Face of a Bulldog chewing a mouthful of wasps…or fell out the Ugly Tree and hit all the branches on the way down. Take you pick…

mois7820h

Jaba the hut

1

mois7820h

Jaba the hut

mois7820h

Jaba the hut

mois7820h

see a civilian population fenced in and starved and bombed daily, without getting angry. They don’t have an airforce, so it is like shooting fish in a tank. The Indian bitch is signing a bomb to kill the Palestinian kids? Just because she married a joo, she lost her humanity? This bitch wants to be our President WTF?

https://substack.com/@thegoodcitizen/note/c-59012742?utm_source=feed-email-digest

NAZI BIMBO: MARTHA ANN ALIOTO IS AN UNGODLY PIECE OF SHIT (TRUTH BOMB)

What kind of assholes run the US anyway? (TID)

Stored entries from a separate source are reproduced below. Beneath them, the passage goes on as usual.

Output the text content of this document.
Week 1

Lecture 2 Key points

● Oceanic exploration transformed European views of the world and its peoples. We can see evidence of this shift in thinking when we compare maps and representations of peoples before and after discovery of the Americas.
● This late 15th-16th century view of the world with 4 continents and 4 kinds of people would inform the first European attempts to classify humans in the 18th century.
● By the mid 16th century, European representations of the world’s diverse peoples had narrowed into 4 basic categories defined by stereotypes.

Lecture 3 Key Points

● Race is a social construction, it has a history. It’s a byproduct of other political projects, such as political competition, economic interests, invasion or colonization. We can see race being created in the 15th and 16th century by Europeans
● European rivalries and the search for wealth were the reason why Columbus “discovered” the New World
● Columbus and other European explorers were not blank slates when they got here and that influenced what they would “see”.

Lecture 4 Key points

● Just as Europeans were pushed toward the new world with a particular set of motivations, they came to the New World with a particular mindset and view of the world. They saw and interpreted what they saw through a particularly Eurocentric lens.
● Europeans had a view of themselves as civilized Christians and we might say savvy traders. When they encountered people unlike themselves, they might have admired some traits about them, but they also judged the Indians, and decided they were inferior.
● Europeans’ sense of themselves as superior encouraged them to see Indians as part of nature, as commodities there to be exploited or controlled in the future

Amidst an ever-more toxic, loopy MAGA world, it turns out fascist-flag-flying, puerile-grudge-holding, venomous avatar of angry-white-lady privilege Martha-Ann Alito fits right in. In new undercover recordings, the bigoted wife of SCOTUS miscreant Sam Alito implausibly sounds worse than he is. She whines, “I have to look at the Pride flag for the next month,” boasts of her deeply vindictive Nazi roots, and vows, “You come after me, I’m gonna give it back to you.” Sweet Jesus these are ghastly people.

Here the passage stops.